Brandon Borzelli’s Geek Goggle Reviews
Existence 2.0 #3 of 3
Spencer & Salas
Release Date: 9/30/2009
The first mini series in the Existence line ends with a couple of plot twists and a bit of a cliffhanger. We don’t have all-out bloodbath of a finish I was expecting but many of the plot threads do get resolved with some swift retribution, occasionally violent. It’s a great series and this issue just puts it all together very nicely.
It’s difficult to discuss the contents and make-up of the issue without spoiling major plot points but I’ll do my best.
Marko’s sister returns to the man behind the plot with Marko (or is it Sylvester?) and there begins the twists.
Marko’s sister has Marko (Sylvester) convinced that he is not Sylvester’s mind transferred to Marko’s body, but instead a guy with a personality disorder.
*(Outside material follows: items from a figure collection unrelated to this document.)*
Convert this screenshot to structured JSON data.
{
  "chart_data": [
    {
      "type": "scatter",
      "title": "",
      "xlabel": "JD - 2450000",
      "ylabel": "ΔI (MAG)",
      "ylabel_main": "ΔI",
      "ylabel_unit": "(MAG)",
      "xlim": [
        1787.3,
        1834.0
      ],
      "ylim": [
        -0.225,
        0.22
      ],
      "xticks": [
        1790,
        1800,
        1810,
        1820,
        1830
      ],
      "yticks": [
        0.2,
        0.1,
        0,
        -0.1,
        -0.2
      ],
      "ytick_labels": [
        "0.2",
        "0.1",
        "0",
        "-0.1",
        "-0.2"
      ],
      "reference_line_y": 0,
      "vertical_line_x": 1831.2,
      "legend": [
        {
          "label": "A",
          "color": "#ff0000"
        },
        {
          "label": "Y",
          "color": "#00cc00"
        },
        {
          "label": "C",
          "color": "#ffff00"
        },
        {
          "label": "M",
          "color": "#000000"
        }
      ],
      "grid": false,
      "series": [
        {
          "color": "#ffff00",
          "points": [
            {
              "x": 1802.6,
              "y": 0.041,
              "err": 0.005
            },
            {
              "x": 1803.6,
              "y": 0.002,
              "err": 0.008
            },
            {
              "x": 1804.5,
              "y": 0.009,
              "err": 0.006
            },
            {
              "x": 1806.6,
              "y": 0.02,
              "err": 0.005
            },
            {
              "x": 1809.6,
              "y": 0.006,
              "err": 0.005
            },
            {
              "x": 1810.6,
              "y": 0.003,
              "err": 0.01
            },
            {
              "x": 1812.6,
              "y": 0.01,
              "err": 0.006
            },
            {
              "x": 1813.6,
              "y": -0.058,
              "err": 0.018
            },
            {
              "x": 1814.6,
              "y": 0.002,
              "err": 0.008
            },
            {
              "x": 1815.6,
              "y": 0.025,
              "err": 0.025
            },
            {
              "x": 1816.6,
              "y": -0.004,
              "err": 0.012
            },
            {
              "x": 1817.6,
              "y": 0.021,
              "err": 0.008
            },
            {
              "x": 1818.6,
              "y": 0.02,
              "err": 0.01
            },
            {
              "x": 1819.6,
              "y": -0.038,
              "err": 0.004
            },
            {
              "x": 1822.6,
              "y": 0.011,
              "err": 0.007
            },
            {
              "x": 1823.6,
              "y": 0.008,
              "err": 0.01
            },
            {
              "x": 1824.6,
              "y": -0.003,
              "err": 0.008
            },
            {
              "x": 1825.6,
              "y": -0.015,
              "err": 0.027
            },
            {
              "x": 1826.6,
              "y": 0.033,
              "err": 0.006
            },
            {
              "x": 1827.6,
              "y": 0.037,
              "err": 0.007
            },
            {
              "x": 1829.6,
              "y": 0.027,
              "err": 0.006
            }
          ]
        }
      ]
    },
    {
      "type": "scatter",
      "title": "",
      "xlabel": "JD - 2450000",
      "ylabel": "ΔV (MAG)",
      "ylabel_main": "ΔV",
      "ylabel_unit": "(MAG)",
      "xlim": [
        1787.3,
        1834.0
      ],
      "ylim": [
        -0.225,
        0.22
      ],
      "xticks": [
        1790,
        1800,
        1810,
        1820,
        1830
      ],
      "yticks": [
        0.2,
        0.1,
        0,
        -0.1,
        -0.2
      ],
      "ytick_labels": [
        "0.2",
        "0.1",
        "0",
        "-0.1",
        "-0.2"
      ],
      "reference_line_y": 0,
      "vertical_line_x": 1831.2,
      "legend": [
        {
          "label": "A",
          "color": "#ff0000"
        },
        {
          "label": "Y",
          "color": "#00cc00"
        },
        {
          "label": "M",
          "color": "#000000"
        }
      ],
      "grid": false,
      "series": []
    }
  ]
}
However, Marko (Sylvester) has found a way to unravel the lies behind the scam. It’s a creative way that Marko determines which is the fraud and which is the genuine article.
After some fighting, an unusual alliance is revealed and many of the key characters end up dead, but some escape while others are unaccounted for. If you are wondering about the missing daughter I can say it gets resolved. I won’t say whether there actually was a missing daughter, but it’s got an interesting ending nonetheless.
The plot in this comic series is so clever and layered so well that the story sucks you in. It’s so refreshing to read a story that is so complicated that you have to go back a few pages or reread the previous issues to figure out some of the details that didn’t seem important at the time until you reach the end of the story. The comic has shades of an Ed Brubaker or Grant Morrison comic and I was thrilled to see the ability of the comic to juggle multiple plots so well, as well as manage the shifting timelines.
The artwork hits all the right notes again. The comic has a lot of resolution that produces drama and a couple of surprise entrances that the art portrays with the right tone. The comic could have been excessively bloody, but went with a more subtle approach to the climax and I found it to be the right visual mood for the ending.
When this series began I found it to be a cool concept with some blood and some vile, almost unlikable characters. As the series progressed I discovered the gem with this series was the multifaceted plot and the intelligent way everything tied together at the end, but still leaving enough open for the sequel. I definitely recommend tracking this comic down for those that are fans of the Criminal-type series. I’m anxious for the follow up series.